Kenny Van Zant, chief product strategist at SolarWinds, a network management software maker, told me that most network outages are not caused by corrupted files.

"If you look at the root causes of most network outages, north of 70 percent of them are caused by configuration errors by humans," Van Zant told me. "Computers fail a whole lot less often than the humans punching things into computers fail. Network engineers, as smart as they are, are not immune from that."
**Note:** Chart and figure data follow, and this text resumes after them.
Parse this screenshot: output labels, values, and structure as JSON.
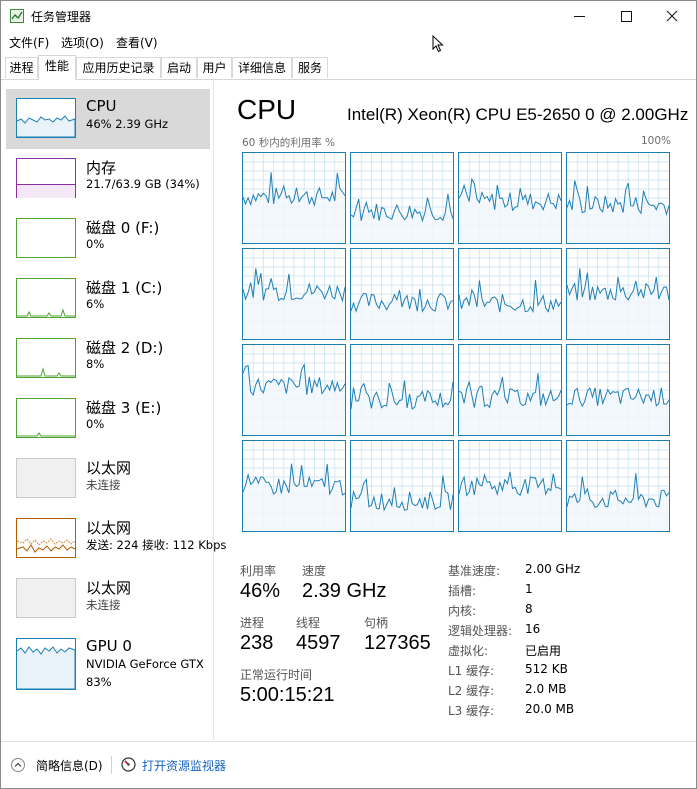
{
  "window": {
    "title": "任务管理器"
  },
  "menu": [
    "文件(F)",
    "选项(O)",
    "查看(V)"
  ],
  "tabs": [
    "进程",
    "性能",
    "应用历史记录",
    "启动",
    "用户",
    "详细信息",
    "服务"
  ],
  "active_tab": "性能",
  "sidebar": {
    "items": [
      {
        "title": "CPU",
        "sub": "46% 2.39 GHz",
        "color": "#1e7fb5"
      },
      {
        "title": "内存",
        "sub": "21.7/63.9 GB (34%)",
        "color": "#8b2fa8"
      },
      {
        "title": "磁盘 0 (F:)",
        "sub": "0%",
        "color": "#4da62f"
      },
      {
        "title": "磁盘 1 (C:)",
        "sub": "6%",
        "color": "#4da62f"
      },
      {
        "title": "磁盘 2 (D:)",
        "sub": "8%",
        "color": "#4da62f"
      },
      {
        "title": "磁盘 3 (E:)",
        "sub": "0%",
        "color": "#4da62f"
      },
      {
        "title": "以太网",
        "sub": "未连接",
        "color": "#bdbdbd"
      },
      {
        "title": "以太网",
        "sub": "发送: 224  接收: 112 Kbps",
        "color": "#b35c00"
      },
      {
        "title": "以太网",
        "sub": "未连接",
        "color": "#bdbdbd"
      },
      {
        "title": "GPU 0",
        "sub": "NVIDIA GeForce GTX",
        "sub2": "83%",
        "color": "#1e7fb5"
      }
    ]
  },
  "main": {
    "title": "CPU",
    "model": "Intel(R) Xeon(R) CPU E5-2650 0 @ 2.00GHz",
    "graph_label_left": "60 秒内的利用率 %",
    "graph_label_right": "100%",
    "core_count": 16,
    "stats": {
      "util_label": "利用率",
      "util_value": "46%",
      "speed_label": "速度",
      "speed_value": "2.39 GHz",
      "proc_label": "进程",
      "proc_value": "238",
      "thread_label": "线程",
      "thread_value": "4597",
      "handle_label": "句柄",
      "handle_value": "127365",
      "uptime_label": "正常运行时间",
      "uptime_value": "5:00:15:21"
    },
    "info": [
      {
        "label": "基准速度:",
        "value": "2.00 GHz"
      },
      {
        "label": "插槽:",
        "value": "1"
      },
      {
        "label": "内核:",
        "value": "8"
      },
      {
        "label": "逻辑处理器:",
        "value": "16"
      },
      {
        "label": "虚拟化:",
        "value": "已启用"
      },
      {
        "label": "L1 缓存:",
        "value": "512 KB"
      },
      {
        "label": "L2 缓存:",
        "value": "2.0 MB"
      },
      {
        "label": "L3 缓存:",
        "value": "20.0 MB"
      }
    ]
  },
  "footer": {
    "summary": "简略信息(D)",
    "monitor": "打开资源监视器"
  },
  "colors": {
    "cpu": "#1e7fb5",
    "grid": "#d3e6f2",
    "fill": "#f1f7fb",
    "selected": "#d9d9d9"
  }
}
Details about the FAA's proprietary network configuration software setup were not made available.

Detection and Monitoring on the Way

SolarWinds has a new configuration called Orion NCM (Network Configuration Manager) v5, which integrates new features into the previous Cirrus Configuration Manager product. Orion alerts network managers-via a Web-based user interface for handheld devices, cell phones and laptops-when any change in the network structure occurs, so that outages can be handled quickly.

Jim Battenberg, director of product marketing for Neverfail, a disaster recovery software vendor, told me that his software asynchronously replicates all the data between the two environments and monitors the network 24/7.

"So we would detect if the network goes down, if the server goes down, if there's problems with the hardware, if the processor is being hit too hard, or what have you," Battenberg said. "We detect everything within the ecosystem. And if there's a problem, we can a) fix some things ourselves, or b) fail over to the secondary system. And we do that automatically."